Auf den Fluss wirkt sich heute auch das anhaltend hohe Bevölkerungswachstum aus, das weithin als strukturell bedeutendste Entwicklung im Kongobecken gilt – statistisch bringt jede Frau sechs Kinder zur Welt. Da sich die rasch wachsenden Städte über das dünne Straßennetz kaum versorgen lassen, nimmt der Flussverkehr mit Pirogen, dieselbetriebenen Schubbooten und Walbooten (Baleinières) zu. Letztere füllen die Lücke, die der korruptionsbedingte Niedergang der staatlichen Postschifffahrt in den 1990er Jahren hinterlassen hat.

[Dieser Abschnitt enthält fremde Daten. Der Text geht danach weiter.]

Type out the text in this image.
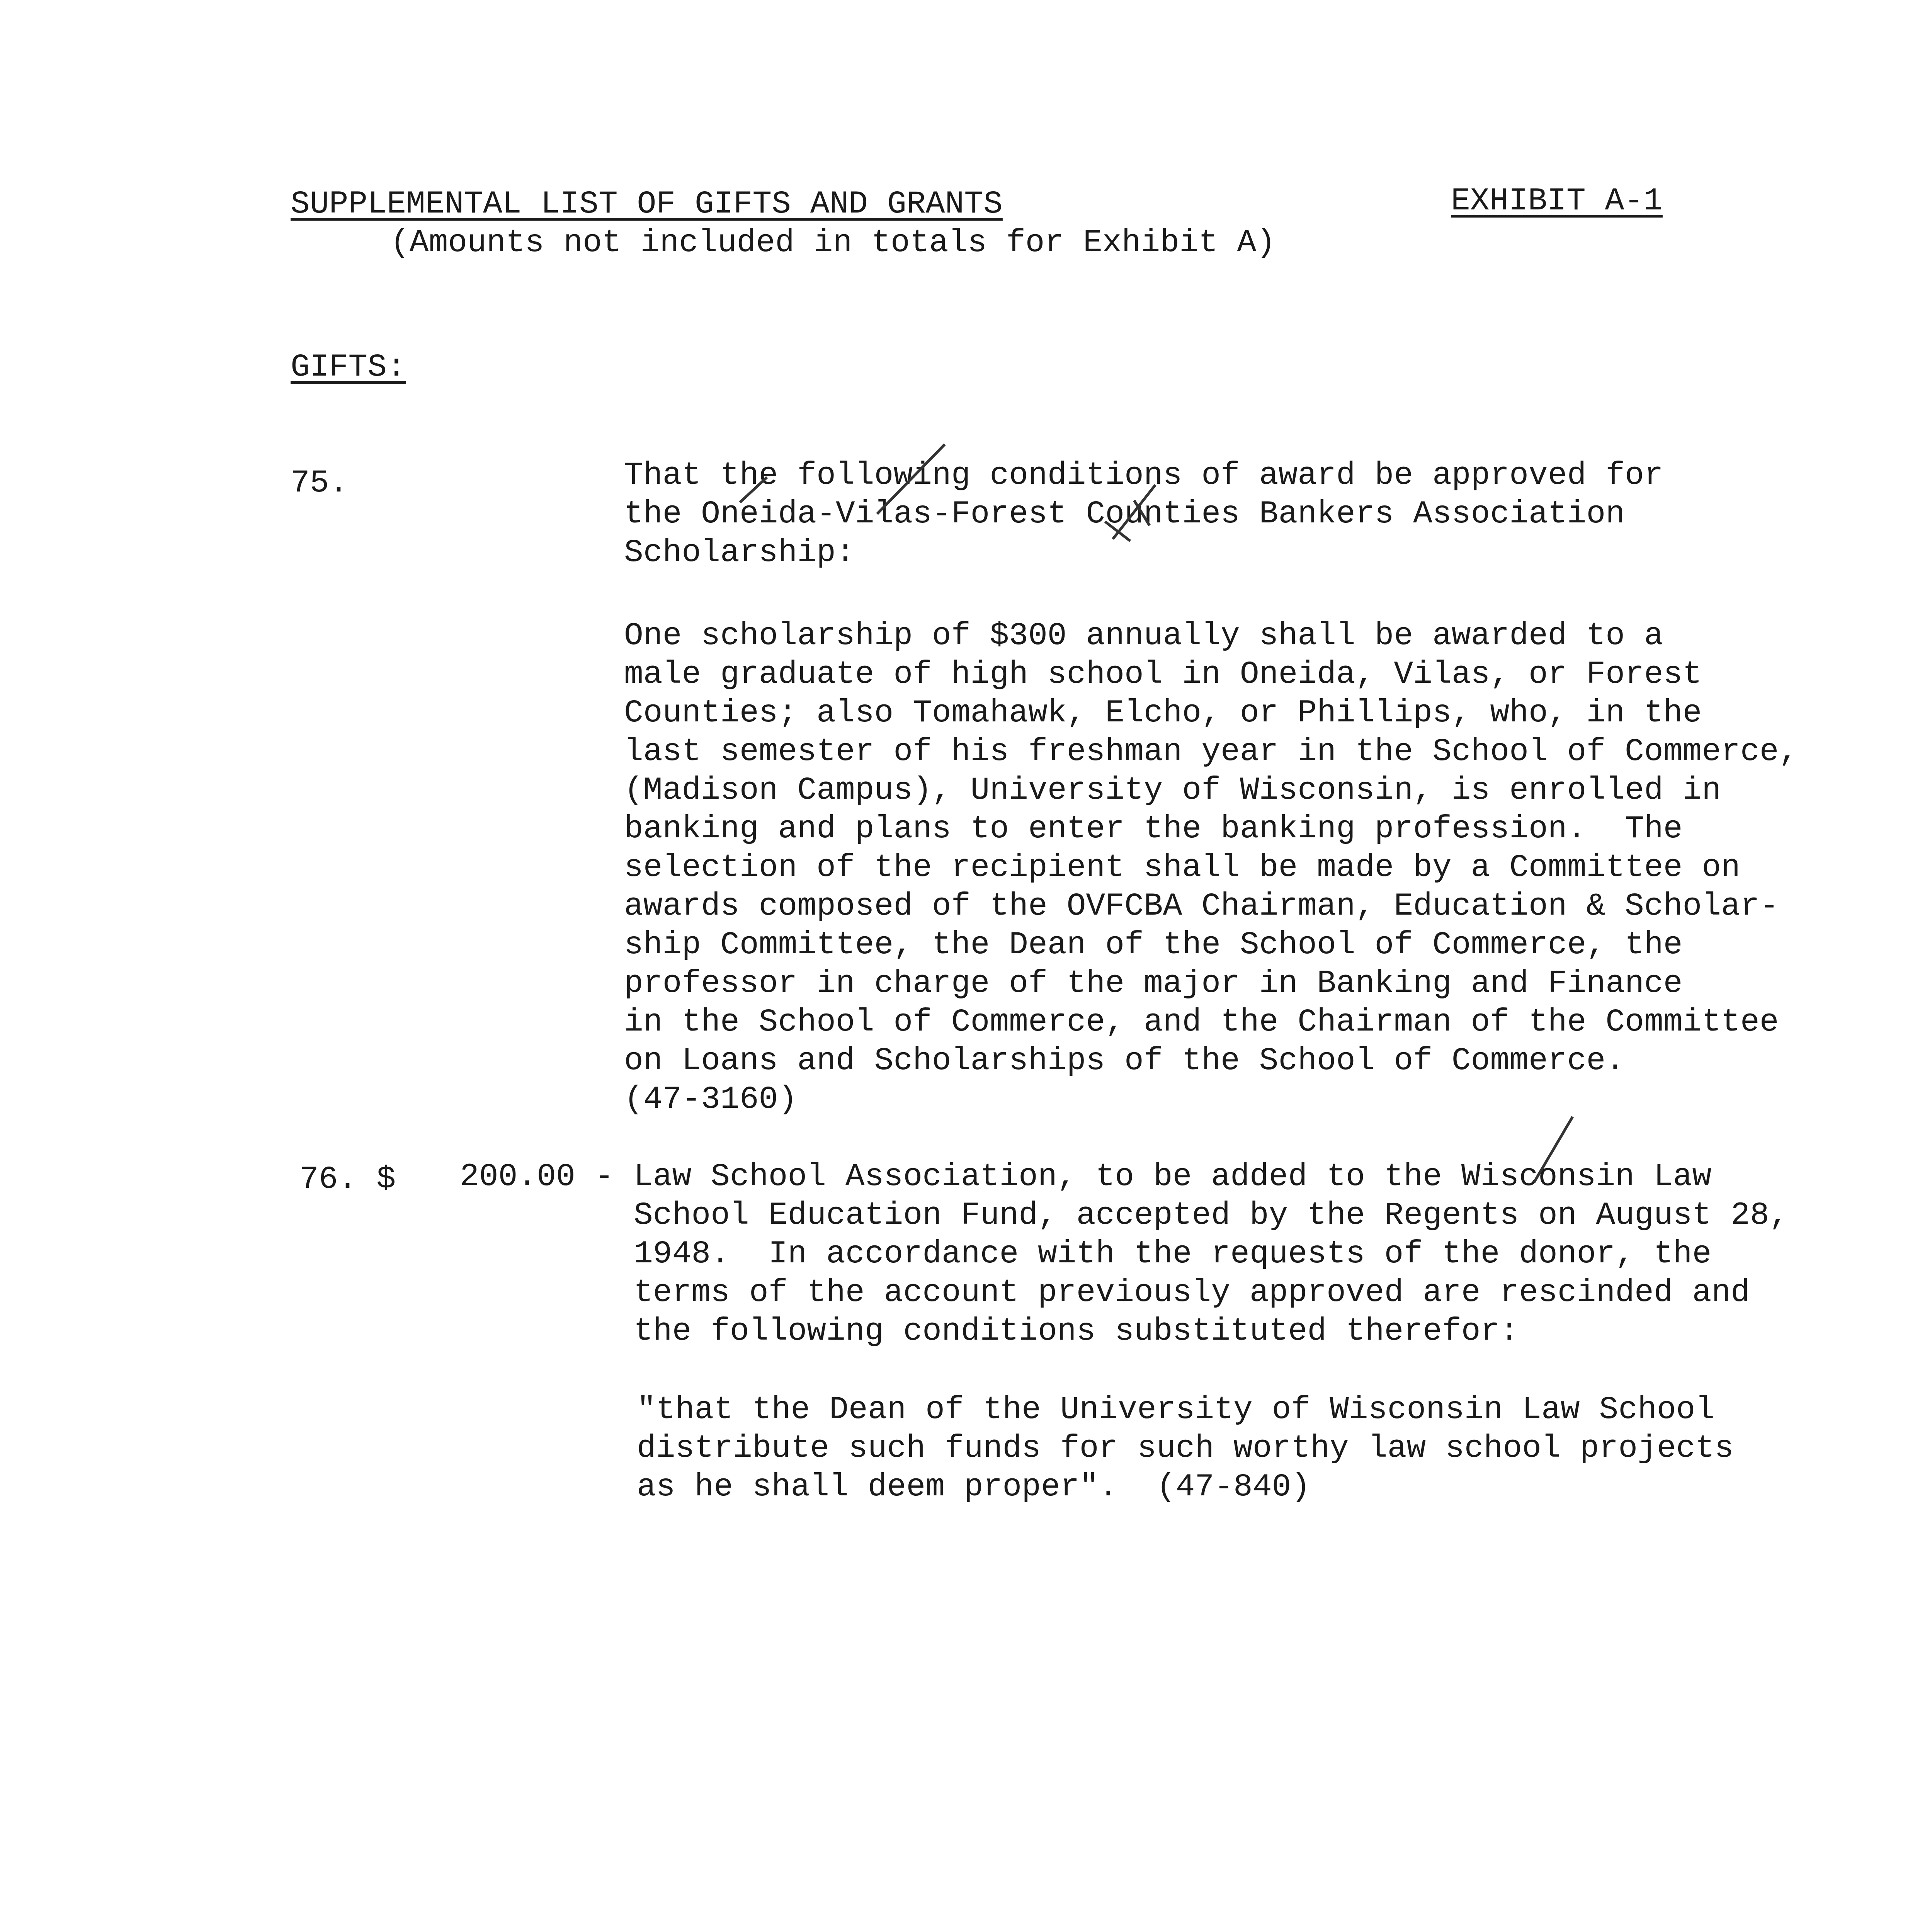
SUPPLEMENTAL LIST OF GIFTS AND GRANTS
(Amounts not included in totals for Exhibit A)
EXHIBIT A-1
GIFTS:
75.	That the following conditions of award be approved for
the Oneida-Vilas-Forest Counties Bankers Association
Scholarship:
One scholarship of $300 annually shall be awarded to a
male graduate of high school in Oneida, Vilas, or Forest
Counties; also Tomahawk, Elcho, or Phillips, who, in the
last semester of his freshman year in the School of Commerce,
(Madison Campus), University of Wisconsin, is enrolled in
banking and plans to enter the banking profession.  The
selection of the recipient shall be made by a Committee on
awards composed of the OVFCBA Chairman, Education & Scholar-
ship Committee, the Dean of the School of Commerce, the
professor in charge of the major in Banking and Finance
in the School of Commerce, and the Chairman of the Committee
on Loans and Scholarships of the School of Commerce.
(47-3160)
76. $ 200.00 - Law School Association, to be added to the Wisconsin Law
School Education Fund, accepted by the Regents on August 28,
1948.  In accordance with the requests of the donor, the
terms of the account previously approved are rescinded and
the following conditions substituted therefor:
"that the Dean of the University of Wisconsin Law School
distribute such funds for such worthy law school projects
as he shall deem proper".  (47-840)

Mit Blick auf die Zukunft verdient in Anbetracht der Covid-19-Pandemie ein weiteres Problem Aufmerksamkeit: Ähnlich wie am Amazonas oder am Jangtse erhöht das demografiebedingte Vordringen der Bevölkerung in tropische Urwälder das Risiko von Zoonosen, also Übertragungen von bislang unter Wildtieren verbreiteten Krankheitserregern auf Menschen. In den vergangenen Jahrzehnten sind die meisten Epidemien und Pandemien neuartiger Infektionskrankheiten solchen Konstellationen entsprungen, neben Covid-19 oder HIV auch das zuerst an einem Nebenfluss des Kongos identifizierte Ebola-Fieber. Immerhin: Mit der Beendigung der Ebola-Epidemien in den östlichen und zentralen Regionen gelang der Demokratischen Republik Kongo 2020 einer der größten Erfolge ihrer jüngeren Geschichte. Und doch ist es wahrscheinlich, dass der Konnex zwischen Waldzerstörung, Artensterben und neuen Seuchen im Kongobecken weitere Krisen hervorbringen wird. Anzunehmen ist auch jenseits von Worst-Case-Szenarien jedenfalls eines: Die Lebensumstände in Zentralafrika werden auch zukünftig eng mit dem Fluss verwoben bleiben.